Families of servicemen and women who died in Iraq this week launched the threat of legal action against Sir John Chilcot, demanding he set a date for publication of the Chilcot Inquiry into the Iraq war, an inquiry which took its final evidence four years ago but still has been not been released to the public. Blair, Straw and Campbell are all likely to be at the least highly criticised.
Much of the decline in support for Labour can be dated to the war and its aftermath. Of course there are many other issues that are now persuading many Labour members and supporters to back Jeremy Corbyn: opposition to government austerity, a sense that levels of widening inequality need to be halted and reversed, opposition to the scapegoating of migrants and Muslims. The anti-Corbyn candidacy hysteria stems from support for a neoliberal consensus that has led to this inequality.
The potency of Jeremy’s campaign is precisely that it breaks the dominant political consensus in the UK and elsewhere, and puts forward a real alternative.

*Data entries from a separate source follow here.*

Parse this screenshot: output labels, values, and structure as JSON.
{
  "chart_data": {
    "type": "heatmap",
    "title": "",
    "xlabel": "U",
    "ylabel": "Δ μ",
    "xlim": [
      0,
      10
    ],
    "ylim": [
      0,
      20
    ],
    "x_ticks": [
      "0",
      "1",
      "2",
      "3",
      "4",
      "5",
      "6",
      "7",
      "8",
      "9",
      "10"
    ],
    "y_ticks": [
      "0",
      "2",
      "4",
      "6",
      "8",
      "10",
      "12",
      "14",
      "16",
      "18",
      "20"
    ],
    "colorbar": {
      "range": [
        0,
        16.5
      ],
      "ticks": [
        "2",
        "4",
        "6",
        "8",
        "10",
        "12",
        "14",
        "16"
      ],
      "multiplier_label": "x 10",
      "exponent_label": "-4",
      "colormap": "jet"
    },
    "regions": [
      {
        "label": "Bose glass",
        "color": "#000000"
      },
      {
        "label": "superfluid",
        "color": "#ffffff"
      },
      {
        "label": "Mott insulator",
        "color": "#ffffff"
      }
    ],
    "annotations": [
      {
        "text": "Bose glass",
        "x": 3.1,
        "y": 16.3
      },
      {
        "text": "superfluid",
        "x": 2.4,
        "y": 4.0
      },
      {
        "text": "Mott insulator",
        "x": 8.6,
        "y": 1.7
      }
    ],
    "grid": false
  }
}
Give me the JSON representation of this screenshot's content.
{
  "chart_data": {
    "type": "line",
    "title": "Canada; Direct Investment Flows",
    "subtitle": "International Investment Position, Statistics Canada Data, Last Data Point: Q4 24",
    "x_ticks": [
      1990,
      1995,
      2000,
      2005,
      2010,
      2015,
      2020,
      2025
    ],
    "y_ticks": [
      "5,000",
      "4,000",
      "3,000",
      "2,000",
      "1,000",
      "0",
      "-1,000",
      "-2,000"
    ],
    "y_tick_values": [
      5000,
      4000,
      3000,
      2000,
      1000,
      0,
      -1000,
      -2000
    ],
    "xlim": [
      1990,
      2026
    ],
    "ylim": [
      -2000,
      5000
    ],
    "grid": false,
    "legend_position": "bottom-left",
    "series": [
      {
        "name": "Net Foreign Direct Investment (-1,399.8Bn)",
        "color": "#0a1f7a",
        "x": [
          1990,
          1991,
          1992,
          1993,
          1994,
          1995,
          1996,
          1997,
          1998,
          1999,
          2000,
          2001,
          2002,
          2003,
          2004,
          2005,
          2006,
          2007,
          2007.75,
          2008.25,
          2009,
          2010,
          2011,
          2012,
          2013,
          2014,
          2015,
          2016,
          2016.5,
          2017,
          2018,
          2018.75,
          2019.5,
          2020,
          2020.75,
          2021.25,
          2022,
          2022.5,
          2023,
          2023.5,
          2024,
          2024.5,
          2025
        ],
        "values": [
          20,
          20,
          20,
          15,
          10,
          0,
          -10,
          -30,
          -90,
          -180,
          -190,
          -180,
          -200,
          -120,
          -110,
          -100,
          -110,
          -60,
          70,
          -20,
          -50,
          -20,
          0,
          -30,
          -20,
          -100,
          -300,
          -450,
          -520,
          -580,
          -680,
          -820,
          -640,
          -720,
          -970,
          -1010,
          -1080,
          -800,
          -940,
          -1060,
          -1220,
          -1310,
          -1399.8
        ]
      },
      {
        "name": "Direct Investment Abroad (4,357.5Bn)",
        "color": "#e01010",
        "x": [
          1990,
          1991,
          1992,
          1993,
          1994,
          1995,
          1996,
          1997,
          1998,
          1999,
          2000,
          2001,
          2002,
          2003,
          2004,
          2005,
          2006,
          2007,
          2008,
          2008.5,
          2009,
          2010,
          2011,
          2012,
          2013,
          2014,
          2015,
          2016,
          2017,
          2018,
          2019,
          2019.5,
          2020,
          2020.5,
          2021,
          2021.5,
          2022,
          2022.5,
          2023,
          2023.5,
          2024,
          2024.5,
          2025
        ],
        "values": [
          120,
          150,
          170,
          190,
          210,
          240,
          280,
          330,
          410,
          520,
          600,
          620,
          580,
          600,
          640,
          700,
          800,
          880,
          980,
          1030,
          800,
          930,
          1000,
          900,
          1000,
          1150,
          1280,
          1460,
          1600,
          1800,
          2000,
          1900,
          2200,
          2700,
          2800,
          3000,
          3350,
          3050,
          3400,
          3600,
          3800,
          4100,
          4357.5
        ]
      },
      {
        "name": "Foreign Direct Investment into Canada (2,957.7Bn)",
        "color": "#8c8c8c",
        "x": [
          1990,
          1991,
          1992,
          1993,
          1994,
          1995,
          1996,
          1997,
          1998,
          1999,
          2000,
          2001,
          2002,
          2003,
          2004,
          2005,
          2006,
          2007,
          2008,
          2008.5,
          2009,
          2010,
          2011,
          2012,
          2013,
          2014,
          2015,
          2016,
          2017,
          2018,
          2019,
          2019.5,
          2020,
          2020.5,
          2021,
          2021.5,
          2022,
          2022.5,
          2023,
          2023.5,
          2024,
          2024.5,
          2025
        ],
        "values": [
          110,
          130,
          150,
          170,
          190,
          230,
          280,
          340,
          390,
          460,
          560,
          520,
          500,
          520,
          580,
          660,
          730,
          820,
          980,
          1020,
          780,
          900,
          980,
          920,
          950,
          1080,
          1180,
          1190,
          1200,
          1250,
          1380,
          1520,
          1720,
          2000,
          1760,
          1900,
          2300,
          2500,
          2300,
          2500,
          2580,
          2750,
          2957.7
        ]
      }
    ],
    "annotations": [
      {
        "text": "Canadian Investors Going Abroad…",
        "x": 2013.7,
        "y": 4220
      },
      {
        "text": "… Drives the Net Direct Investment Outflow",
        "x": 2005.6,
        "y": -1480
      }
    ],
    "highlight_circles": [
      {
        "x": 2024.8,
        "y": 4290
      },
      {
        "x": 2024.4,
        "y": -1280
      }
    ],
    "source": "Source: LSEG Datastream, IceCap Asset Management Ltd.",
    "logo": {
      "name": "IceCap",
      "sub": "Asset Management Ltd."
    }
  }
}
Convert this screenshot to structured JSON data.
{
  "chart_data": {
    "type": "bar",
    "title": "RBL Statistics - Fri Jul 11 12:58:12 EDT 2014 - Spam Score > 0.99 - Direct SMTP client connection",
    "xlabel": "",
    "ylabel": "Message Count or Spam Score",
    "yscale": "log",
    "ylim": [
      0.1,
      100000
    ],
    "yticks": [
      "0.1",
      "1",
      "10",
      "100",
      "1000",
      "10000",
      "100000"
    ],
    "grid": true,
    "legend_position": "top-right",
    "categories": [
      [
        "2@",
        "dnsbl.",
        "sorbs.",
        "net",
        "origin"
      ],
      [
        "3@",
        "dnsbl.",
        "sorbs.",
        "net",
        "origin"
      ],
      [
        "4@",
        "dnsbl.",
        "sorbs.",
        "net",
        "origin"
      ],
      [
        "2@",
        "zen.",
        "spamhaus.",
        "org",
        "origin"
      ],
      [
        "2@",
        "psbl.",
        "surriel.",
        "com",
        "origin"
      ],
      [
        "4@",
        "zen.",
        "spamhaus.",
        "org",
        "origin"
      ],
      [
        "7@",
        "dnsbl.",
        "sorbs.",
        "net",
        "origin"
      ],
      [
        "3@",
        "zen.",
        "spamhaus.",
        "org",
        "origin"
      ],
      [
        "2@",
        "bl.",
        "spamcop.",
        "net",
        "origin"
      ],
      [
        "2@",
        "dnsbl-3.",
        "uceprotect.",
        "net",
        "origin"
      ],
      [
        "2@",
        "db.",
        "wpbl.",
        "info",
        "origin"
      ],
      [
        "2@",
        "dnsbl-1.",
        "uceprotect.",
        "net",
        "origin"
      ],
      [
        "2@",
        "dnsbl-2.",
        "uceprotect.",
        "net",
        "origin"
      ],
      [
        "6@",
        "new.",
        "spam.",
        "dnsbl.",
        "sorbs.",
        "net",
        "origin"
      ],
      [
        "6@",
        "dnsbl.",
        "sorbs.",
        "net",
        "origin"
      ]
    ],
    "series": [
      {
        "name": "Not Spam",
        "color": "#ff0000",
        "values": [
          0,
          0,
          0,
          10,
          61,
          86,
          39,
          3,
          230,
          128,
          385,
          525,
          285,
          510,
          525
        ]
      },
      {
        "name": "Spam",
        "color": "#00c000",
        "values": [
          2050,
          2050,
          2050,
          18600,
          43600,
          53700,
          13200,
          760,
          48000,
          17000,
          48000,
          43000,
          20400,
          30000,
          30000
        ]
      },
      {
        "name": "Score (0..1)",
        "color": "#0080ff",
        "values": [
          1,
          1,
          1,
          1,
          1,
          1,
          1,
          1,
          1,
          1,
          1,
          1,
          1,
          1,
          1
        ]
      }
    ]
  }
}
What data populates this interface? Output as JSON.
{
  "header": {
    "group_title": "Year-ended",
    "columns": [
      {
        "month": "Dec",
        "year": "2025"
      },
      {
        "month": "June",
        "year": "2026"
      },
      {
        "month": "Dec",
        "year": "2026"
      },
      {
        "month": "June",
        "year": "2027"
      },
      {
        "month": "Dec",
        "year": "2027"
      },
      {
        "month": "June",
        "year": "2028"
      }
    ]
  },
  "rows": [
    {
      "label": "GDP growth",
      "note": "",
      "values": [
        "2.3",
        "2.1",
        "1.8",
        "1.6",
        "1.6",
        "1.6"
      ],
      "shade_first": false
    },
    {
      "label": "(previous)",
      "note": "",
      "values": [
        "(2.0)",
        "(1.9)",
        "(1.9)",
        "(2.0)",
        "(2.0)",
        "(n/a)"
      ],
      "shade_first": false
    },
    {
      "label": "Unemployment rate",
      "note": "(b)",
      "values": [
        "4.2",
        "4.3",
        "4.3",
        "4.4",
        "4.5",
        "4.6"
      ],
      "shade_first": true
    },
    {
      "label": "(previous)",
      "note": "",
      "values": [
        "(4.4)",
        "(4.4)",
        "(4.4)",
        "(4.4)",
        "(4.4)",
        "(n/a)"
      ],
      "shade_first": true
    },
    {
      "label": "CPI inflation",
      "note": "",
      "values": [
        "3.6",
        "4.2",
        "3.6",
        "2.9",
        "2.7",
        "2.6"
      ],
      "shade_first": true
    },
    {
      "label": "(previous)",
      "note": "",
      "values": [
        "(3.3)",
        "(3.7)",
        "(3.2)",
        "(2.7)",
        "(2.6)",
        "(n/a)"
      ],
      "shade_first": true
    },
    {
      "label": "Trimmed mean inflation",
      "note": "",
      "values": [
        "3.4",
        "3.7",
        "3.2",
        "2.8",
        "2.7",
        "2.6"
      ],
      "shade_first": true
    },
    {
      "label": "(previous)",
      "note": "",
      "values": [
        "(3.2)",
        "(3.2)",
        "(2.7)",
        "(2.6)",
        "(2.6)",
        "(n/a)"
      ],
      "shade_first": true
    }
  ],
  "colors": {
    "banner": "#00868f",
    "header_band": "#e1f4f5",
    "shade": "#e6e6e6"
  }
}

While the right of Labour claim that the Conservatives will welcome a Corbyn victory, this is by no means the case among the more intelligent of them. The neoliberal pro-war consensus needs a supine and weakened Labour leadership, dragged increasingly onto the centre ground in the vain hope that it can implement a slightly more humane set of what are in essence barbaric policies. A Corbyn-led party will put on the agenda a range of policies that the Conservatives would rather were not given much airing.
There is also the small issue of democracy here. Labour’s electoral system was changed expressly to weaken trade union influence, and was accepted at a party conference by all sides. It ended the electoral college system where MPs got one third of the vote, trade unions another third, and individual members the final third. Perhaps least remarked on but most galling to Blair et al is that the MPs have no more say in the election than anyone else (although they do have the power to prevent candidates getting on the ballot paper).
The new system has worked to benefit the left, which certainly was not the intention. That the individual members and supporters, and union affiliates, have the temerity to vote for a left candidate is something that the Blairites thought they had put a stop to. They cannot believe how wrong they were.
Now they are desperately claiming that there are thousands of “entrists” with their own agenda, and combing through lists to disqualify anyone they can. This is a negation of democracy. It is the same negation of democracy that we saw over Iraq. Then millions marched but were ignored, treated with contempt by a leadership that relied on the passive support of millions but did not see it as important to listen to their views.
What is happening with Corbyn’s campaign is that many people are waking up to the fact that there can be an alternative political manifesto and that the dominant neoliberal agenda can be fought. Perhaps what frightens the Blairites most is that, far from the myth that this will lead to annihilation, such policies can win elections. The onslaught the Conservatives are planning in this government will meet widespread opposition: there has already been one mass anti-austerity demo since the election, called by the Peoples Assembly, and in October there will be mass protests at the Conservative Party conference in Manchester.
The Corbyn campaign is one expression of that movement: the fear of mainstream politicians is that it lights a fire of opposition to their policies.